The first half was far more coherent than the second for the Sounders, who started summer signings Andreas Ivanschitz and Nelson Valdez together on the flanks for the first time, and a front line featuring a healthy Clint Dempsey and Martins. And the first half bore that out, as Seattle controlled just about every discernible metric.
But when Sporting KC ramped up the pressure after half and forced a more defense-minded Sounders team to cope with it, Seattle struggled.
Dwyer’s late goal would’ve been nullified had a few chances bounced differently. Dempsey missed on two run-of-play opportunities from either flank in the second half, one off a cross from Valdez on the right and another from Martins on the left. Sporting KC goalkeeper Jon Kempin stonewalled Dempsey’s point-blank effort on the first try, and Dempsey couldn’t quite wrap his foot around Martins’ cross with just five minutes left to play on the second.
The chances weren’t many - Seattle only put three shots on target - but they were there. The Sounders just narrowly missed converting them.
“Obviously we felt that we could get three points out of here,” Schmid said. “We were close to it. It wasn’t meant to be.”
Pineda couldn’t remember Soni Mustivar’s name after the match, but he certainly recalled his number, and more to the point, he remembered in vivid detail Mustivar’s effect on the game.
The defensive midfielder came on at halftime for veteran Paulo Nagamura, who’d been overrun over the open 45 minutes and had a yellow card by halftime. Desperate to spark his largely second team’s flagging resolve, Sporting KC coach Peter Vermes injected Mustivar into the match, and suddenly Sporting KC’s central midfield was all over Seattle, and the game gradually began to shift in the hosts’ direction.
Goalkeeper Stefan Frei, who enjoyed yet another imperious game between the pipes, suggested that the sludgy 80-degree heat “zapped our energy level a little bit and made it difficult.” But the impact of Vermes’ subs certainly played its part.
The most pronounced shift between Nagamura and Mustivar was the pressure in the central midfield. Nagamura only even attempted 11 passes in Seattle’s half which Mustivar attempted 23 and only missed four.
That consistent pressure over the final 45 forced Seattle’s central defensive pairing of Zach Scott and Brad Evans to keep a continuously burning watchfire for threats. When Dwyer finally doused it with 80 minutes remaining, Seattle’s overloaded middle could only look at Mustivar’s purring engine as a primary culprit.
“They kind of overwhelmed us a little bit in the middle,” Pineda said. “That created for them better space to play and move. I think we never could resolve that issue.”
The result is hardly catastrophic for the Sounders, and the point kept a level of stasis in the Western Conference.
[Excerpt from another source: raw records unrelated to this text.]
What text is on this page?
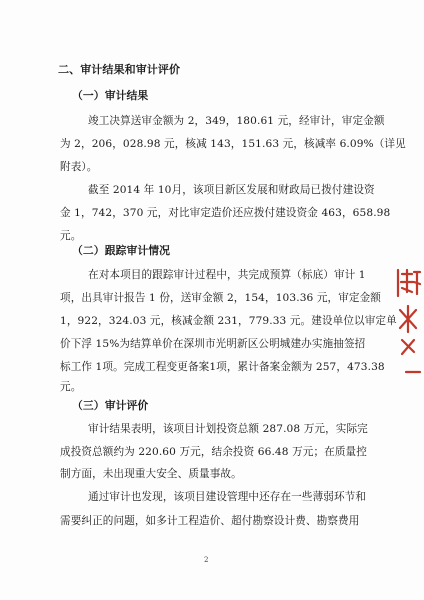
二、审计结果和审计评价
（一）审计结果
竣工决算送审金额为 2，349，180.61 元，经审计，审定金额
为 2，206，028.98 元，核减 143，151.63 元，核减率 6.09%（详见
附表）。
截至 2014 年 10月，该项目新区发展和财政局已拨付建设资
金 1，742，370 元，对比审定造价还应拨付建设资金 463，658.98
元。
（二）跟踪审计情况
在对本项目的跟踪审计过程中，共完成预算（标底）审计 1
项，出具审计报告 1 份，送审金额 2，154，103.36 元，审定金额
1，922，324.03 元，核减金额 231，779.33 元。建设单位以审定单
价下浮 15%为结算单价在深圳市光明新区公明城建办实施抽签招
标工作 1项。完成工程变更备案1项，累计备案金额为 257，473.38
元。
（三）审计评价
审计结果表明，该项目计划投资总额 287.08 万元，实际完
成投资总额约为 220.60 万元，结余投资 66.48 万元；在质量控
制方面，未出现重大安全、质量事故。
通过审计也发现，该项目建设管理中还存在一些薄弱环节和
需要纠正的问题，如多计工程造价、超付勘察设计费、勘察费用
2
It disallowed SKC from leaping above Seattle in the standings, as the Sounders still has a one-point edge on SKC with three regular season games to go. San Jose’s late winner over Real Salt Lake on Sunday tightened the screws on the playoff chase, and Seattle holds just a three-point edge on the last team currently outside the playoffs. The last few weeks of the season remain as intriguing as ever.
Still, there was a general sense on Sunday that as nice as a road point was, the Sounders left two behind.
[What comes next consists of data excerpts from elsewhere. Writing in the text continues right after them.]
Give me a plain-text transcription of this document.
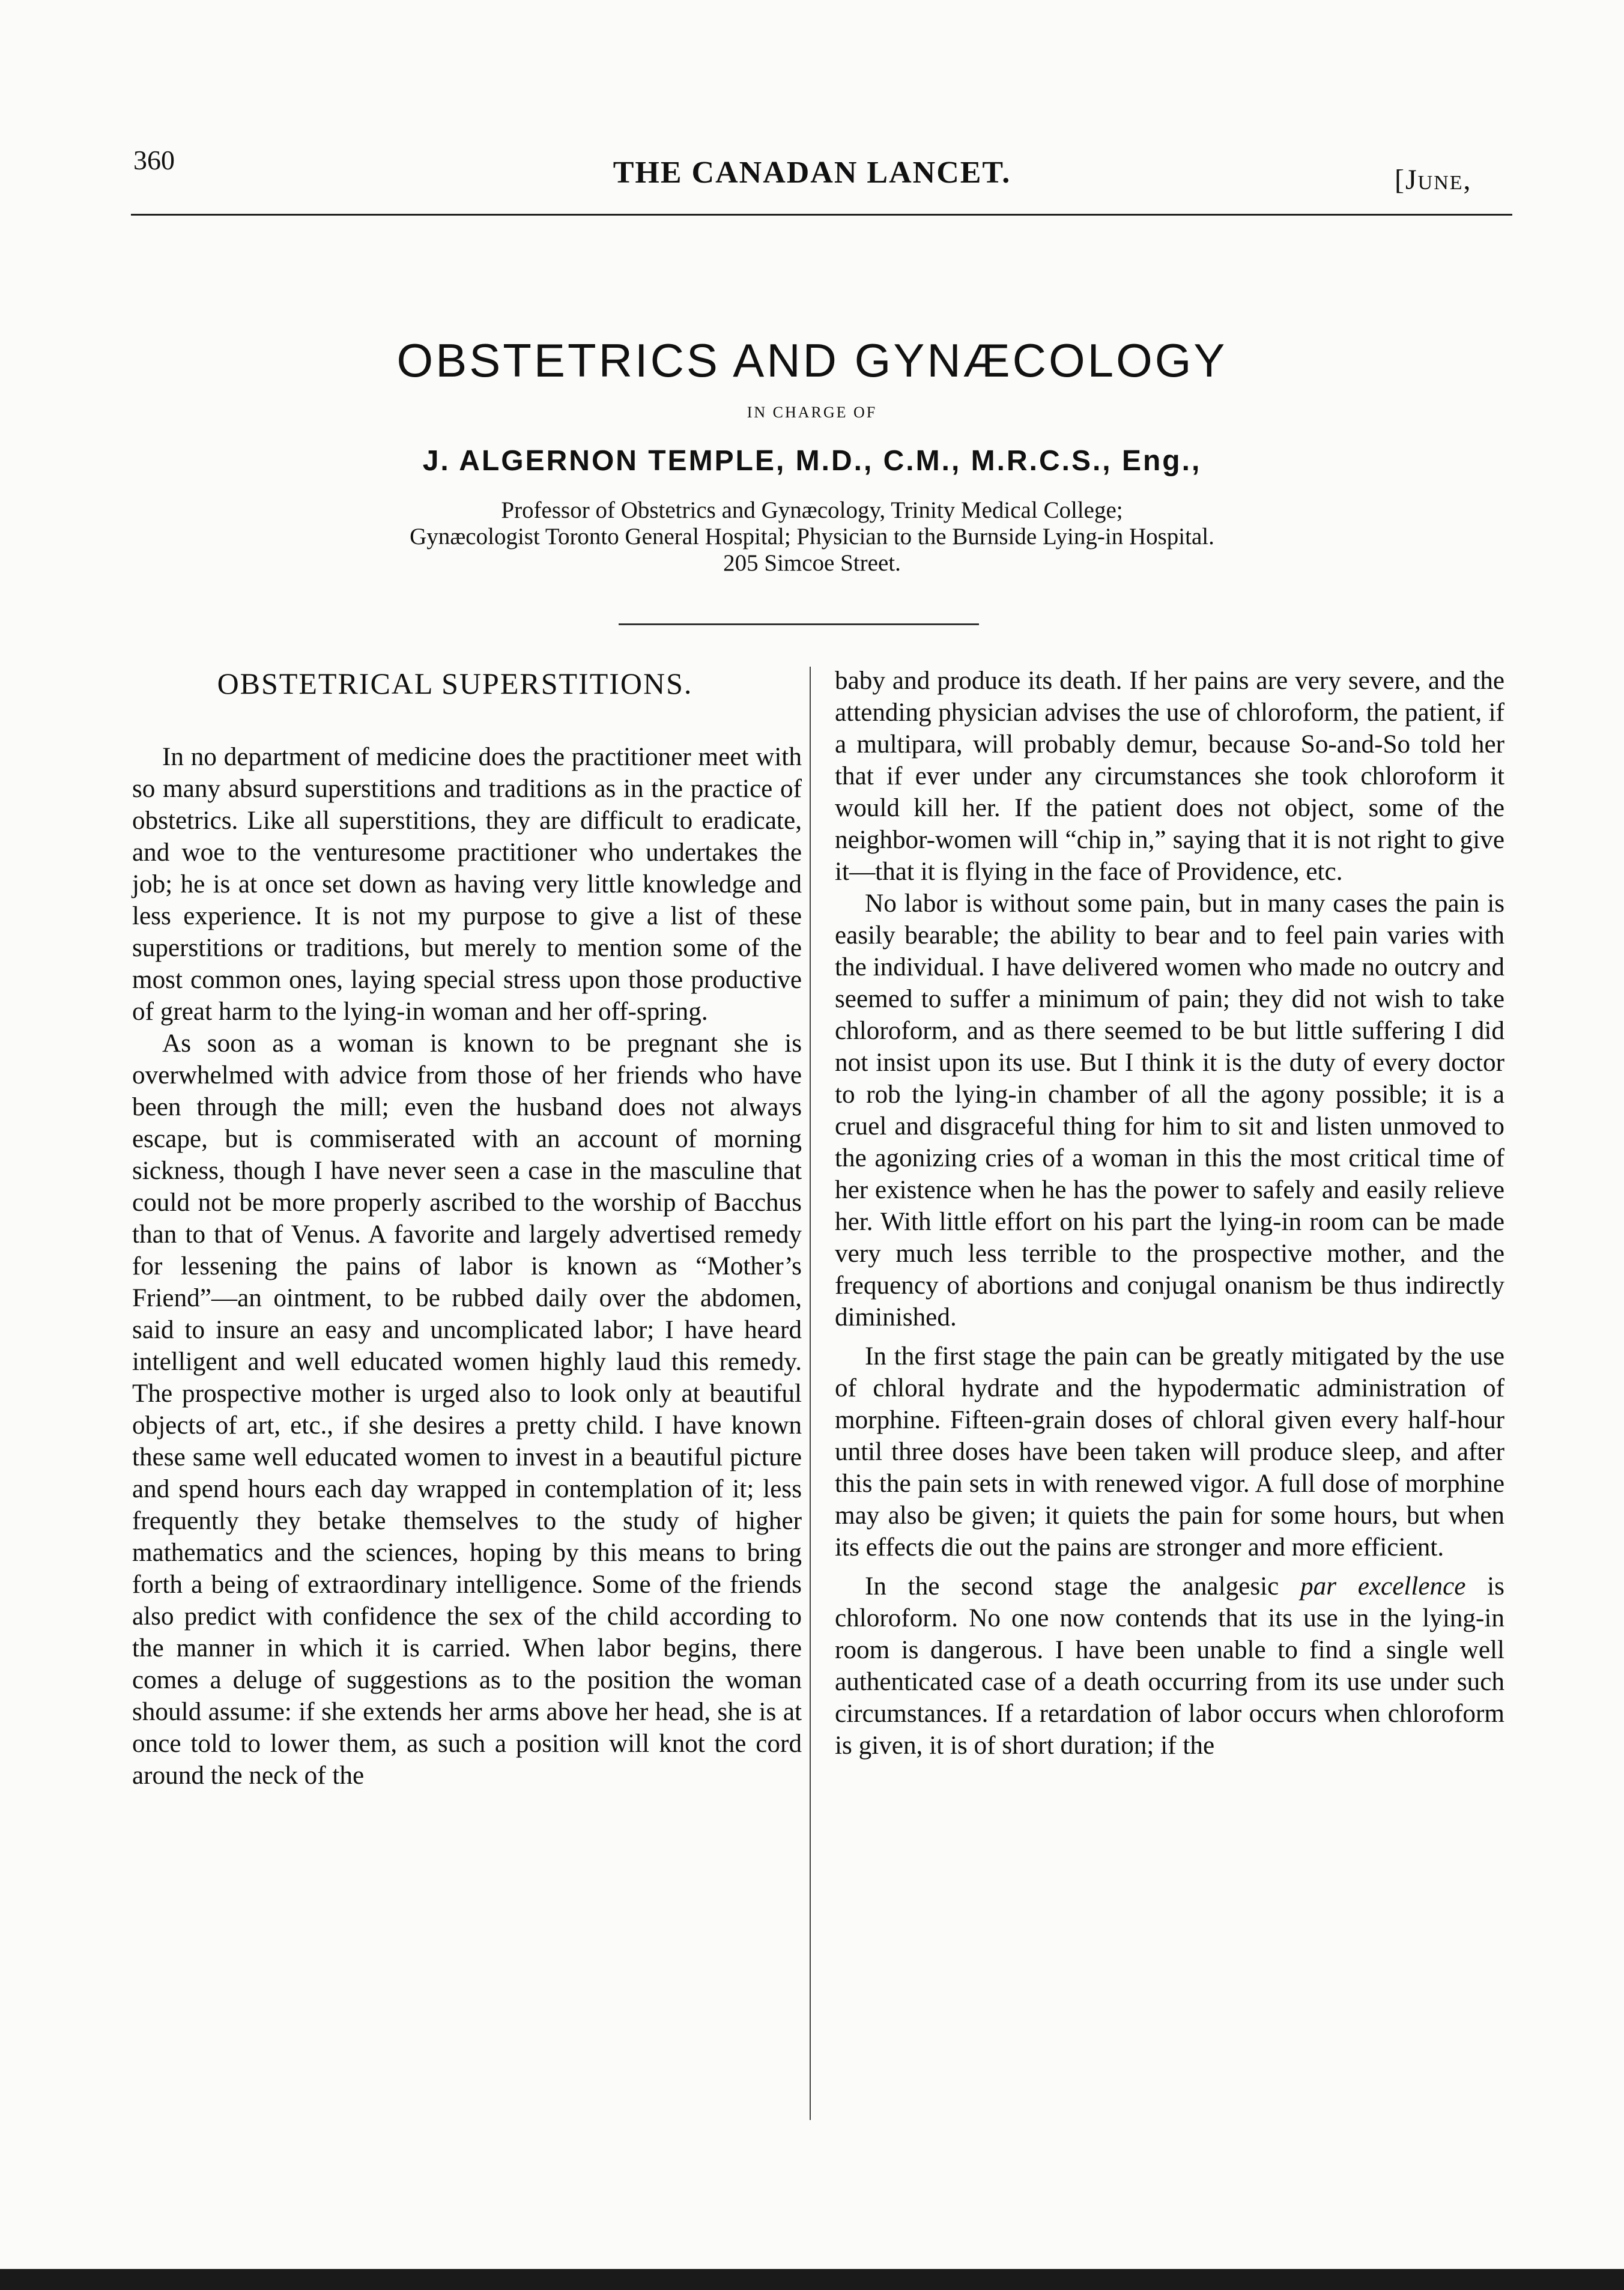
360	THE CANADAN LANCET.	[June,
OBSTETRICS AND GYNÆCOLOGY
IN CHARGE OF
J. ALGERNON TEMPLE, M.D., C.M., M.R.C.S., Eng.,
Professor of Obstetrics and Gynæcology, Trinity Medical College;
Gynæcologist Toronto General Hospital; Physician to the Burnside Lying-in Hospital.
205 Simcoe Street.
OBSTETRICAL SUPERSTITIONS.

In no department of medicine does the practitioner meet with so many absurd superstitions and traditions as in the practice of obstetrics. Like all superstitions, they are difficult to eradicate, and woe to the venturesome practitioner who undertakes the job; he is at once set down as having very little knowledge and less experience. It is not my purpose to give a list of these superstitions or traditions, but merely to mention some of the most common ones, laying special stress upon those productive of great harm to the lying-in woman and her off-spring.

As soon as a woman is known to be pregnant she is overwhelmed with advice from those of her friends who have been through the mill; even the husband does not always escape, but is commiserated with an account of morning sickness, though I have never seen a case in the masculine that could not be more properly ascribed to the worship of Bacchus than to that of Venus. A favorite and largely advertised remedy for lessening the pains of labor is known as “Mother’s Friend”—an ointment, to be rubbed daily over the abdomen, said to insure an easy and uncomplicated labor; I have heard intelligent and well educated women highly laud this remedy. The prospective mother is urged also to look only at beautiful objects of art, etc., if she desires a pretty child. I have known these same well educated women to invest in a beautiful picture and spend hours each day wrapped in contemplation of it; less frequently they betake themselves to the study of higher mathematics and the sciences, hoping by this means to bring forth a being of extraordinary intelligence. Some of the friends also predict with confidence the sex of the child according to the manner in which it is carried. When labor begins, there comes a deluge of suggestions as to the position the woman should assume: if she extends her arms above her head, she is at once told to lower them, as such a position will knot the cord around the neck of the

baby and produce its death. If her pains are very severe, and the attending physician advises the use of chloroform, the patient, if a multipara, will probably demur, because So-and-So told her that if ever under any circumstances she took chloroform it would kill her. If the patient does not object, some of the neighbor-women will “chip in,” saying that it is not right to give it—that it is flying in the face of Providence, etc.

No labor is without some pain, but in many cases the pain is easily bearable; the ability to bear and to feel pain varies with the individual. I have delivered women who made no outcry and seemed to suffer a minimum of pain; they did not wish to take chloroform, and as there seemed to be but little suffering I did not insist upon its use. But I think it is the duty of every doctor to rob the lying-in chamber of all the agony possible; it is a cruel and disgraceful thing for him to sit and listen unmoved to the agonizing cries of a woman in this the most critical time of her existence when he has the power to safely and easily relieve her. With little effort on his part the lying-in room can be made very much less terrible to the prospective mother, and the frequency of abortions and conjugal onanism be thus indirectly diminished.

In the first stage the pain can be greatly mitigated by the use of chloral hydrate and the hypodermatic administration of morphine. Fifteen-grain doses of chloral given every half-hour until three doses have been taken will produce sleep, and after this the pain sets in with renewed vigor. A full dose of morphine may also be given; it quiets the pain for some hours, but when its effects die out the pains are stronger and more efficient.

In the second stage the analgesic par excellence is chloroform. No one now contends that its use in the lying-in room is dangerous. I have been unable to find a single well authenticated case of a death occurring from its use under such circumstances. If a retardation of labor occurs when chloroform is given, it is of short duration; if the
“It’s a result on the road, but I think we’re all a bit disappointed because we put in a really good first half and had our chance to put them away in the second half, probably,” Frei said. “Good effort. I think a better effort for us, and so that’s why we’re a bit disappointed with just one point. But still, keeps the train rolling, keeps the points coming in, and we have to focus on the next one.”